Gun Showdown’s story is a tale filled with mystery, passion, betrayal and revenge. Featuring a cast of characters, the story unravels swiftly, maybe too swiftly which often makes it difficult to keep track of the developing situations. It’s told thorough cutscenes as well as in-game cinematics so that you feel totally immersed in the story as opposed to getting a report at the end or beginning of every mission. It’s also a slightly different story than was told with the original game. Colton White is still the young hero of the story. After a tragic mishap with his father while on a hunting trip, Colton manages to escape with his life and heads to Dodge City where he begins to search for clues and uncovers a conspiracy that involves his old man, played by Kris Kristofferson, no less. The writing is good and the acting is even better. There are no John Wayne-isms in this game, but there is a good deal of cussing. Maybe not Deadwood-style dialog but certainly enough poignant words to make your parent’s wonder, “What the hell kind of games are they selling to kids these days?” Keep in mind this is a Mature rated game. Remember, it’s all right to kill in videogames, it’s just not acceptable to utter words such as $#!+ or %$#*!
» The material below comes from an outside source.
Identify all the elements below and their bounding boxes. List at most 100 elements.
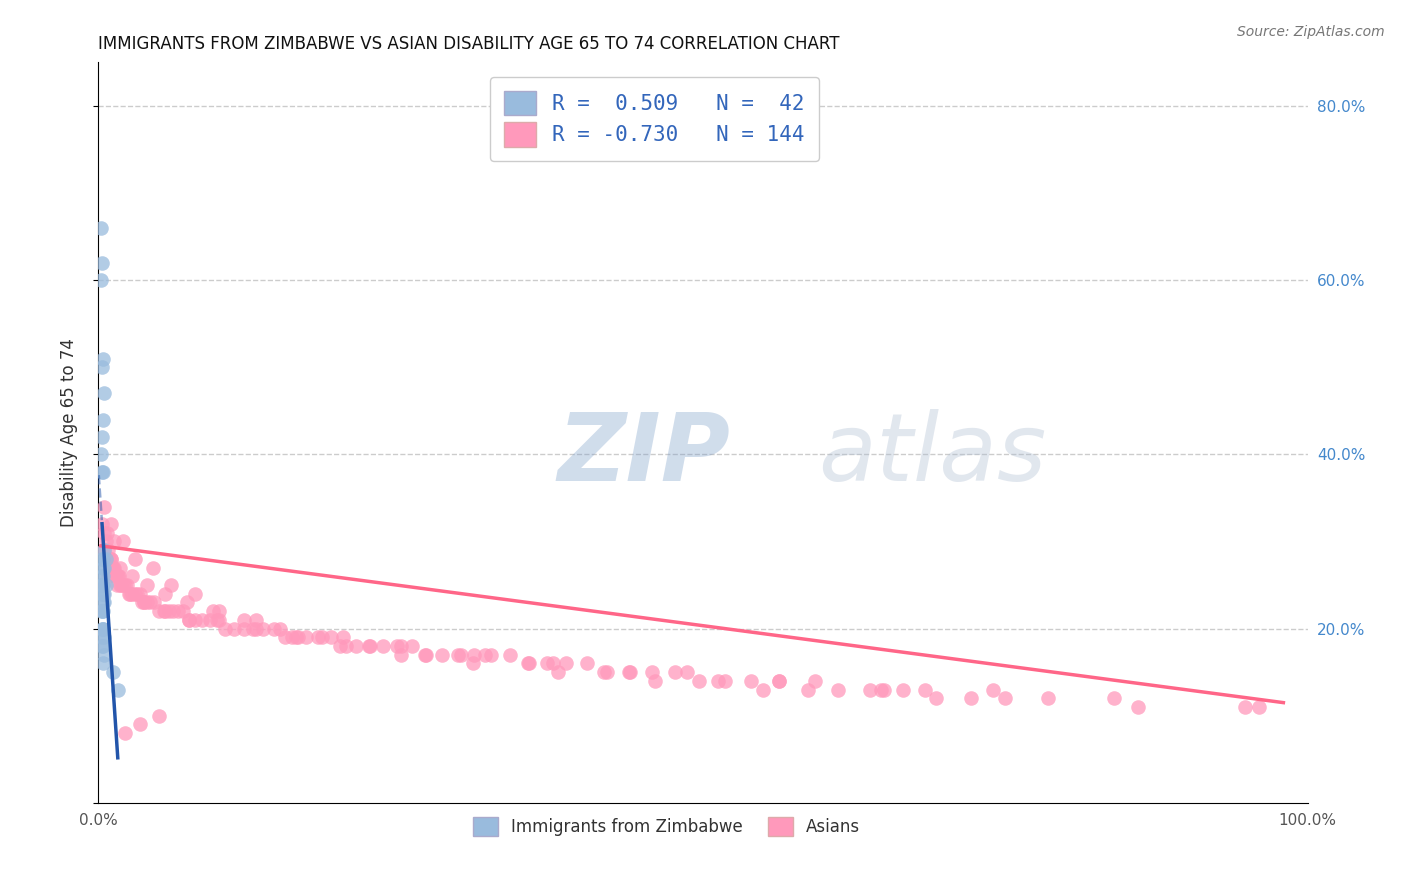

In the Story mode you will have a variety of missions and side-missions to perform, not in any particular order. You are free. There are two main towns that you will move to and from, separated by the Wild West Wilderness where not a lot seems to happen. The environments are nicely rendered and believable but they are somewhat sparse of population. Aside from the odd background character the only people that you run into are enemies or the characters that further the plot. At least there are not a lot of random battles like you would encounter in a RPG. Missions include upholding the law as either a sheriff or marshal in one of the towns. You can track down criminals as a bounty hunter or make some deliveries through some dangerous areas. You can even sit down to a poker game of Texas Hold ‘Em in the hopes of winning some money.
Guns are as important in the Old West as a beer and a plate of fire-cooked beans. Pistols, shotguns and rifles are at your disposal in addition to other weapons such as Molotov cocktails and dynamite. The dual analog sticks of the PS2 controller made the character easier to control. With the PSP you’ll have to use the nub and the four face buttons to move Colton around as well as aim his weapons. Fortunately there is an auto-lock for the weapons and you can map the buttons to any face buttons that feel comfortable. It never becomes as comfortable as the PS2 controls, but it’s manageable.
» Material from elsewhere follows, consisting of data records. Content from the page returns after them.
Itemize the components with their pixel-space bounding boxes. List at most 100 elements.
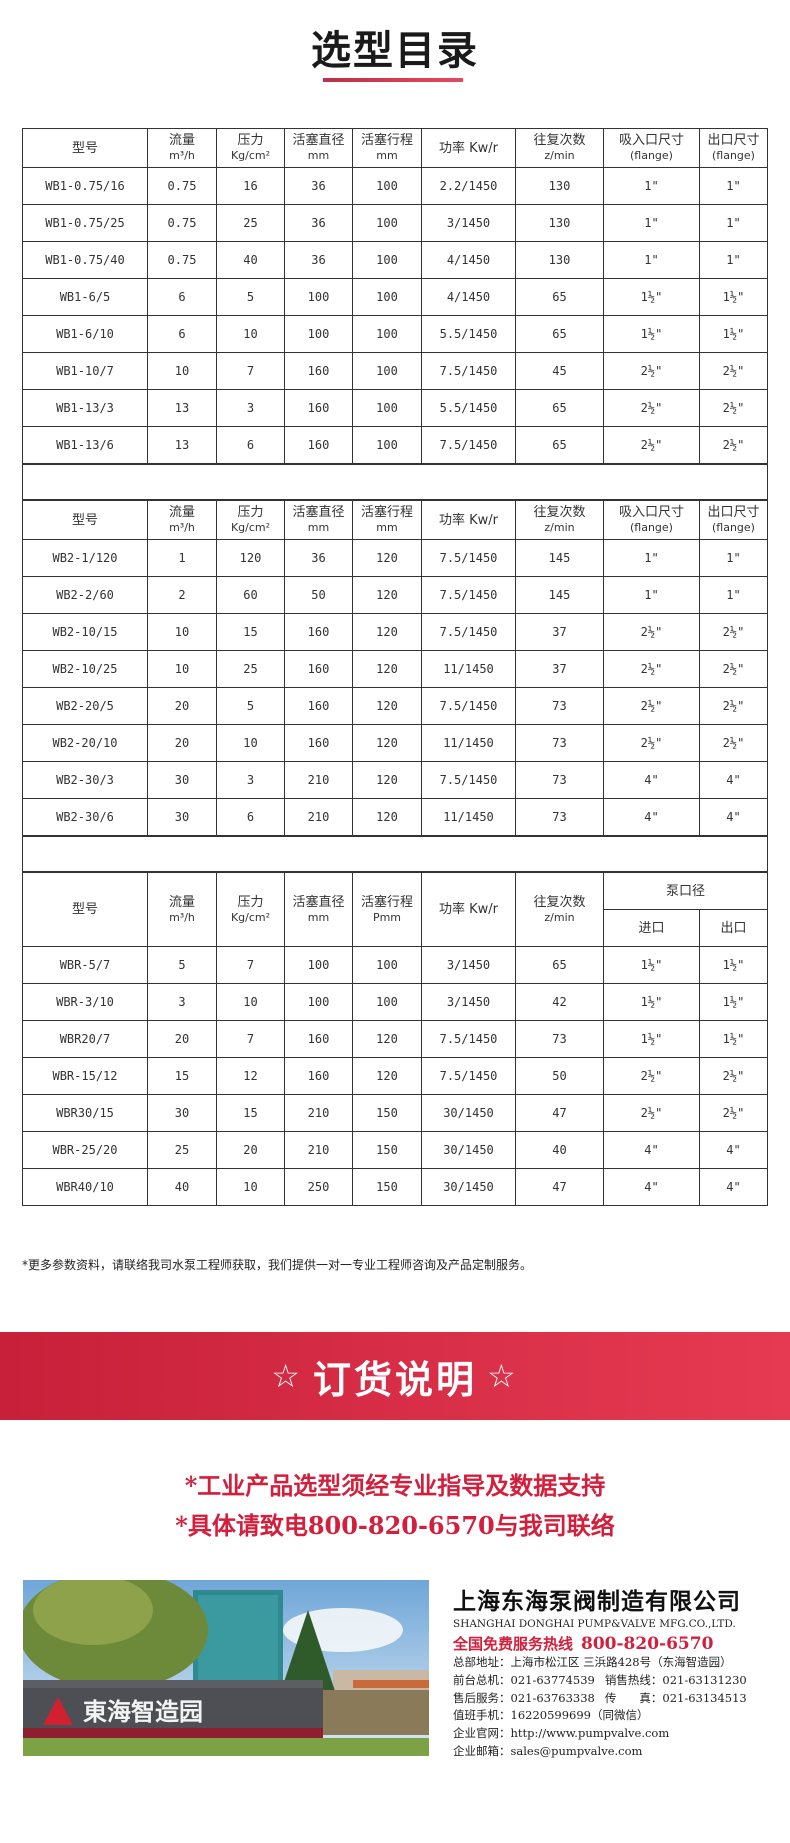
table-cell: 120 xyxy=(352,613,422,651)
table-row: WB1-6/10 6 10 100 100 5.5/1450 65 1½" 1½" xyxy=(22,315,768,353)
header-unit: mm xyxy=(307,521,330,534)
table-cell: 40 xyxy=(216,241,285,279)
table-row: WB2-1/120 1 120 36 120 7.5/1450 145 1" 1" xyxy=(22,539,768,577)
header-label: 压力 xyxy=(237,505,264,520)
header-cell: 活塞直径 mm xyxy=(284,871,353,947)
header-unit: (flange) xyxy=(630,521,673,534)
header-cell: 出口尺寸 (flange) xyxy=(699,499,768,540)
table-cell: WBR-15/12 xyxy=(22,1057,148,1095)
table-cell: 11/1450 xyxy=(421,798,516,837)
table-cell: WB1-0.75/40 xyxy=(22,241,148,279)
table-cell: 160 xyxy=(284,426,353,465)
table-cell: 65 xyxy=(515,278,604,316)
header-label: 压力 xyxy=(237,894,264,910)
spacer-cell xyxy=(22,463,768,501)
header-label: 进口 xyxy=(638,920,665,936)
table-cell: 7.5/1450 xyxy=(421,687,516,725)
table-cell: 4" xyxy=(699,761,768,799)
header-cell: 进口 xyxy=(603,909,700,947)
table-cell: 5 xyxy=(147,946,217,984)
order-banner: ☆ 订货说明 ☆ xyxy=(0,1332,790,1420)
table-cell: 120 xyxy=(352,539,422,577)
table-cell: WB1-10/7 xyxy=(22,352,148,390)
table-cell: 2½" xyxy=(603,724,700,762)
header-unit: Pmm xyxy=(372,910,402,924)
title-underline xyxy=(323,78,463,82)
table-cell: 160 xyxy=(284,687,353,725)
table-cell: 73 xyxy=(515,761,604,799)
table-cell: 100 xyxy=(284,946,353,984)
table-row: WB1-0.75/25 0.75 25 36 100 3/1450 130 1" 1" xyxy=(22,204,768,242)
photo-sign: 東海智造园 xyxy=(83,1698,203,1726)
table-cell: 2½" xyxy=(603,650,700,688)
header-label: 型号 xyxy=(71,512,98,528)
header-label: 型号 xyxy=(71,140,98,156)
header-cell: 型号 xyxy=(22,871,148,947)
table-cell: 5 xyxy=(216,278,285,316)
table-cell: WBR-25/20 xyxy=(22,1131,148,1169)
table-cell: 120 xyxy=(352,798,422,837)
table-cell: 15 xyxy=(216,1094,285,1132)
header-unit: (flange) xyxy=(630,149,673,162)
table-cell: 37 xyxy=(515,650,604,688)
website-link[interactable]: http://www.pumpvalve.com xyxy=(510,1726,670,1741)
table-cell: 1" xyxy=(603,204,700,242)
table-cell: 7 xyxy=(216,352,285,390)
table-cell: WBR-5/7 xyxy=(22,946,148,984)
table-cell: 2½" xyxy=(603,613,700,651)
header-cell: 活塞行程 mm xyxy=(352,128,422,168)
star-icon: ☆ xyxy=(271,1357,303,1395)
header-cell: 往复次数 z/min xyxy=(515,128,604,168)
header-label: 活塞直径 xyxy=(292,133,345,148)
table-cell: 13 xyxy=(147,426,217,465)
company-info: 上海东海泵阀制造有限公司 SHANGHAI DONGHAI PUMP&VALVE… xyxy=(453,1582,773,1761)
phone-row: 前台总机：021-63774539 销售热线：021-63131230 xyxy=(453,1672,773,1690)
header-cell: 流量 m³/h xyxy=(147,871,217,947)
table-cell: 6 xyxy=(216,426,285,465)
website-label: 企业官网： xyxy=(453,1726,511,1741)
table-cell: 30 xyxy=(147,798,217,837)
table-cell: 2½" xyxy=(603,352,700,390)
header-label: 活塞行程 xyxy=(360,894,413,910)
header-label: 流量 xyxy=(168,505,195,520)
table-cell: 7.5/1450 xyxy=(421,426,516,465)
table-cell: 15 xyxy=(216,613,285,651)
header-cell: 往复次数 z/min xyxy=(515,871,604,947)
header-label: 往复次数 xyxy=(533,894,586,910)
table-cell: 25 xyxy=(216,650,285,688)
table-cell: 100 xyxy=(284,315,353,353)
table-cell: 5 xyxy=(216,687,285,725)
header-cell: 流量 m³/h xyxy=(147,499,217,540)
header-unit: mm xyxy=(307,149,330,162)
table-cell: 7.5/1450 xyxy=(421,1020,516,1058)
header-cell: 活塞直径 mm xyxy=(284,128,353,168)
table-cell: 73 xyxy=(515,724,604,762)
table-cell: 120 xyxy=(352,576,422,614)
duty-row: 值班手机：16220599699（同微信） xyxy=(453,1707,773,1725)
table-row: WB1-13/6 13 6 160 100 7.5/1450 65 2½" 2½" xyxy=(22,426,768,465)
header-cell: 型号 xyxy=(22,128,148,168)
table-cell: 30/1450 xyxy=(421,1168,516,1206)
table-header-row: 进口 出口 xyxy=(23,909,768,947)
table-cell: 2.2/1450 xyxy=(421,167,516,205)
table-cell: 2½" xyxy=(603,1057,700,1095)
table-cell: 2½" xyxy=(699,613,768,651)
front-label: 前台总机： xyxy=(453,1672,511,1687)
table-cell: 3/1450 xyxy=(421,946,516,984)
table-cell: 7 xyxy=(216,1020,285,1058)
table-row: WB1-13/3 13 3 160 100 5.5/1450 65 2½" 2½" xyxy=(22,389,768,427)
table-cell: 1" xyxy=(699,167,768,205)
table-cell: WB1-13/3 xyxy=(22,389,148,427)
table-cell: 1½" xyxy=(699,278,768,316)
table-row: WBR30/15 30 15 210 150 30/1450 47 2½" 2½" xyxy=(22,1094,768,1132)
table-cell: 1½" xyxy=(603,278,700,316)
company-name: 上海东海泵阀制造有限公司 xyxy=(453,1588,741,1615)
table-cell: 45 xyxy=(515,352,604,390)
table-cell: 47 xyxy=(515,1094,604,1132)
table-cell: 60 xyxy=(216,576,285,614)
table-cell: 7.5/1450 xyxy=(421,1057,516,1095)
table-cell: 100 xyxy=(352,389,422,427)
table-cell: 7.5/1450 xyxy=(421,539,516,577)
email-link[interactable]: sales@pumpvalve.com xyxy=(510,1743,643,1758)
header-cell: 功率 Kw/r xyxy=(421,499,516,540)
Colton uses his horse to get around. Occasionally you’ll trigger a random event but you’re pretty much safe until you instigate something or accept a mission. Often when you get into a gunfight you’ll find yourself outnumbered and outgunned. That’s when you can hit the Quick Draw button which triggers a slow motion, Bullet Time, effect in which the enemies slow down while you remain at your regular speed. This gives you an opportunity to shoot them down and dodge bullets before things return to normal. The gameplay isn’t difficult but as I mentioned, it’s not made any easier by the control system. Thankfully the developers recognize that as a portable game the ability to save your progress at anytime is a most welcome feature.
The Quickplay mode is a tiered collection of mini-games that you have to unlock by completing them in sequence. These are basic shooting gallery-style games that can be played during any particular lull in your life. If you’ve got more time, and a few friends, the ad-hock multi-player modes will accommodate up to six players. Bot will fill in if you can’t find enough human players, and they do a find job. The modes include standard Deathmatch, a variation of Last Man Standing and even a version of Texas Hold ‘Em.
Gun Showdown portrays the Wild Frontier with a realism that was missed in those old Spaghetti Westerns of the 60s and 70s. It’s filled with adult themes and language and of course a heaping helping of that Wild West violence. It’s a good time and one that you might want to relive even if you’ve played the PS2 version. This one has enough new features to keep you interested and motivated. Even if you don’t intend to make much use of the multi-player modes, make a date to meet Gun Showdown at dawn…and bring your six gun.